NPs hold prescriptive authority in all 50 states and the District of Columbia. NPs complete more than one billion patient visits annually. NPs are already included in the definition of an “acceptable medical source” by the Social Security Administration for the purposes of certifying that an individual has a medically determinable impairment.
Nationwide, patients are choosing NPs as their health care provider and studies continue to show that NP provided health care is high quality and cost effective.
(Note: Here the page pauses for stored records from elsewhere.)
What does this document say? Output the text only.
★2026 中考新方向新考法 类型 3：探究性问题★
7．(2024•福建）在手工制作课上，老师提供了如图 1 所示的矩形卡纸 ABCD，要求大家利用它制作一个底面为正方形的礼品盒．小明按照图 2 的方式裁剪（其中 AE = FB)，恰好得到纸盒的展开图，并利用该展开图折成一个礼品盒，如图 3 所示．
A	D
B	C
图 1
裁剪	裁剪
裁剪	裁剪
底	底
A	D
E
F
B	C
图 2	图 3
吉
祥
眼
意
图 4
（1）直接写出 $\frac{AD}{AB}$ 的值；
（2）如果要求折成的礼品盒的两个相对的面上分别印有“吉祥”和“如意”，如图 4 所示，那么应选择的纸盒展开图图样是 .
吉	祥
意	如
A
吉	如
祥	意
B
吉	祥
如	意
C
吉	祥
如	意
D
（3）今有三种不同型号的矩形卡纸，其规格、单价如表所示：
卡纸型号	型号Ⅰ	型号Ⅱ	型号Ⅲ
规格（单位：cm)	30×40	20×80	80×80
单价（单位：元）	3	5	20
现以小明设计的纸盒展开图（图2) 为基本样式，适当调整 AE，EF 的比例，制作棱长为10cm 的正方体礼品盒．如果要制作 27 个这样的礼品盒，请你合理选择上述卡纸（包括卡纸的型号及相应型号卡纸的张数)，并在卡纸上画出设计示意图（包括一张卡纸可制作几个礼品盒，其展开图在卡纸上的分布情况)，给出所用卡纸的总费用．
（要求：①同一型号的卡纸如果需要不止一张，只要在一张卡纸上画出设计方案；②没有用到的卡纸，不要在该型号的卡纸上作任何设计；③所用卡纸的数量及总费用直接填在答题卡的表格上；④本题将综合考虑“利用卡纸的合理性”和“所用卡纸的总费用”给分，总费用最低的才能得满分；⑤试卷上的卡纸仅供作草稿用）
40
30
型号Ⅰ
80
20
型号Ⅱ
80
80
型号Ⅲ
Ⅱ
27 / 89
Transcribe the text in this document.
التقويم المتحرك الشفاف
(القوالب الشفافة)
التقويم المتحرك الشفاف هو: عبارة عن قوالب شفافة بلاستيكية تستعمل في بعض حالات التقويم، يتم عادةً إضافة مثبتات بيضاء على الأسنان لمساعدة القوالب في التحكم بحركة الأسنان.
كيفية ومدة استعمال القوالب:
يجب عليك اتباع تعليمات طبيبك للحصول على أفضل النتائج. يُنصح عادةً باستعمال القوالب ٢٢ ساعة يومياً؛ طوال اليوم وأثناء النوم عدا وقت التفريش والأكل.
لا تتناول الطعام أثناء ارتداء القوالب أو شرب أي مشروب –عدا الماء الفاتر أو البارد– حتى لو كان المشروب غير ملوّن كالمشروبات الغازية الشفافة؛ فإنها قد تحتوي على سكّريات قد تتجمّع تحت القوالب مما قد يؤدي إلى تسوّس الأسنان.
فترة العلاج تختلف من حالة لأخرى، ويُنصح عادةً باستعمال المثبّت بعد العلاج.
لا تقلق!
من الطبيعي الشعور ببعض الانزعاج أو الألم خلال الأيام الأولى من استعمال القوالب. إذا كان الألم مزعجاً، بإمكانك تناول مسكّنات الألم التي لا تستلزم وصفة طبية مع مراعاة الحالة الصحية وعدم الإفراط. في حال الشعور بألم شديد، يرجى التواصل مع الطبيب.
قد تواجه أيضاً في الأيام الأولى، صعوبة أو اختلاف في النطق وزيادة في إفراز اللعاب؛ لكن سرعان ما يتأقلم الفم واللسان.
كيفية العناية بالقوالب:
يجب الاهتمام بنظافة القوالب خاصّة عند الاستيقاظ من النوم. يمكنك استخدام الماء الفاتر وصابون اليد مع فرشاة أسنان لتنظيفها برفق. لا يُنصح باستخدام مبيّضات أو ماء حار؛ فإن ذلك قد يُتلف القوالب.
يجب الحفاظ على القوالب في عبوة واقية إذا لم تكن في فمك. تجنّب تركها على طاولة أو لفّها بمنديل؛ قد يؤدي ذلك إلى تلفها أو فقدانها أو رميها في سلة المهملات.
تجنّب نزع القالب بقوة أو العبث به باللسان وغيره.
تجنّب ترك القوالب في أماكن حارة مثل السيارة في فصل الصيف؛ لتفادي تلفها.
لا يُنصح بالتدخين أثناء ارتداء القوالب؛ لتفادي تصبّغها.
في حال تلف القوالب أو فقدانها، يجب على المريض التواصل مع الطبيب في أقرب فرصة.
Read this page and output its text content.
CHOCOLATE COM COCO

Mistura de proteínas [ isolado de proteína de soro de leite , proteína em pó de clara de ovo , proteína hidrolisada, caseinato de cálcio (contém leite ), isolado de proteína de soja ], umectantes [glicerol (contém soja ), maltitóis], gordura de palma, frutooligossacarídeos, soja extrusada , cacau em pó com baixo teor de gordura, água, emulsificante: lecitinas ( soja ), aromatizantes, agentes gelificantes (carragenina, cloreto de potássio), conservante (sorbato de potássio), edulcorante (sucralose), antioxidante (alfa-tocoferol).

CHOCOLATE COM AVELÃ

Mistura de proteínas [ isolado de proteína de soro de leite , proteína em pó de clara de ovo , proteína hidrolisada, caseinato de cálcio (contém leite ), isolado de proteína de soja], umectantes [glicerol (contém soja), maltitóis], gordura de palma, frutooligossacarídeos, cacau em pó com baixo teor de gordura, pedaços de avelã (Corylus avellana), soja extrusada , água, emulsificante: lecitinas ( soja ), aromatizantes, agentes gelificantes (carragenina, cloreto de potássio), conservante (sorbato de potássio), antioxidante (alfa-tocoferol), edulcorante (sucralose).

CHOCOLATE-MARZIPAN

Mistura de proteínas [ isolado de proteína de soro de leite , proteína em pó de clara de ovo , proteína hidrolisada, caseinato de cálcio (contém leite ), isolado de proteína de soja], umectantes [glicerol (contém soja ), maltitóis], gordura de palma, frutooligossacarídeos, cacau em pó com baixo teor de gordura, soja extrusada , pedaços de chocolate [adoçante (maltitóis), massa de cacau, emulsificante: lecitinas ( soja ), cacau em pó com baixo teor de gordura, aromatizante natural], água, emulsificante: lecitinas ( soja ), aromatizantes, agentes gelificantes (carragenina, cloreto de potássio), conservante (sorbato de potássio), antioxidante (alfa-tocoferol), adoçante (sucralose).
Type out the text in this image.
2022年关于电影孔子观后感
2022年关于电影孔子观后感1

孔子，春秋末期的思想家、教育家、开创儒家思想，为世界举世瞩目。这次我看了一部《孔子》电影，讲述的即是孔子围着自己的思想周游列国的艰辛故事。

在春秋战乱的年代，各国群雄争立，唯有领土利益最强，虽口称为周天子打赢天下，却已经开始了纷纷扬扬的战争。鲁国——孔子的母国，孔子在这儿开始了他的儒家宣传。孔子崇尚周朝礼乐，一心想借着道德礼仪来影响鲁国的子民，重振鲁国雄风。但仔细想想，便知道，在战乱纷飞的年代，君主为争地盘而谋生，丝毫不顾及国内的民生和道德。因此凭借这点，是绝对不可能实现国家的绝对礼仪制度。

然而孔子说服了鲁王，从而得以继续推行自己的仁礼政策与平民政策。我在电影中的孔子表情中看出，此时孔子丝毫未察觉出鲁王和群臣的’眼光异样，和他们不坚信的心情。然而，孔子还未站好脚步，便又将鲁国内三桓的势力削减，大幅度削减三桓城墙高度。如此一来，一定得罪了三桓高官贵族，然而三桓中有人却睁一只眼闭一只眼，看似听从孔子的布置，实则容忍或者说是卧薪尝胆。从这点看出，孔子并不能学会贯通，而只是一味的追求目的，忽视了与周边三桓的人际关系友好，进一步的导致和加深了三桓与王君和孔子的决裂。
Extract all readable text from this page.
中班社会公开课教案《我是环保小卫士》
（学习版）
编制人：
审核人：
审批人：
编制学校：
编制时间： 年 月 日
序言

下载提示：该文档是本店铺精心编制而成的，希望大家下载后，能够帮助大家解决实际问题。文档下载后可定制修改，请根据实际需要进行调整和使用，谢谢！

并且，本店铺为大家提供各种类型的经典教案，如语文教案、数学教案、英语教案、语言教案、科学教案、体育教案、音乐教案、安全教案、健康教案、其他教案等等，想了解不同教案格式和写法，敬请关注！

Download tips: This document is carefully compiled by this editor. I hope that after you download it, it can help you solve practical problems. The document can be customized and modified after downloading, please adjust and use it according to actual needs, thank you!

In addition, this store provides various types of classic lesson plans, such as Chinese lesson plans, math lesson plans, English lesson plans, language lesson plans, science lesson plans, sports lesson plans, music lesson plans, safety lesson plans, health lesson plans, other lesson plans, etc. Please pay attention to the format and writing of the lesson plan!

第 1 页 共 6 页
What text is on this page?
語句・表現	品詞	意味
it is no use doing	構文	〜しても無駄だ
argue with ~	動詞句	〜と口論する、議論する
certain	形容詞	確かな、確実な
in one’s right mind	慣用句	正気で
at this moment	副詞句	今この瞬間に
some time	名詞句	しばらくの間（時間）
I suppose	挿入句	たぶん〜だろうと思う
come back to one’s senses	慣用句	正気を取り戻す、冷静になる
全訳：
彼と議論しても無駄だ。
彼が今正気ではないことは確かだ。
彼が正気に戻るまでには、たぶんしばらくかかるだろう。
Currently, federal employees can select an NP as their health care provider under the Federal Employees Health Benefits Program and over half the states authorize NPs to provide the diagnosis and care for a workplace related injury. Contrary to the workers’ compensation process in the majority of states, FECA requires that only a physician can make the diagnosis, certify the injury and extent of the disability, and oversee the patient’s treatment and care. This barrier places an additional burden on the nearly 2 million federal employees, depriving them from receiving health care from their provider of choice as well as hindering timely access to care and continuity of care.
AANP calls on Members of Congress to introduce legislation to authorize NPs to provide care under the Federal Employee’s Compensation Act.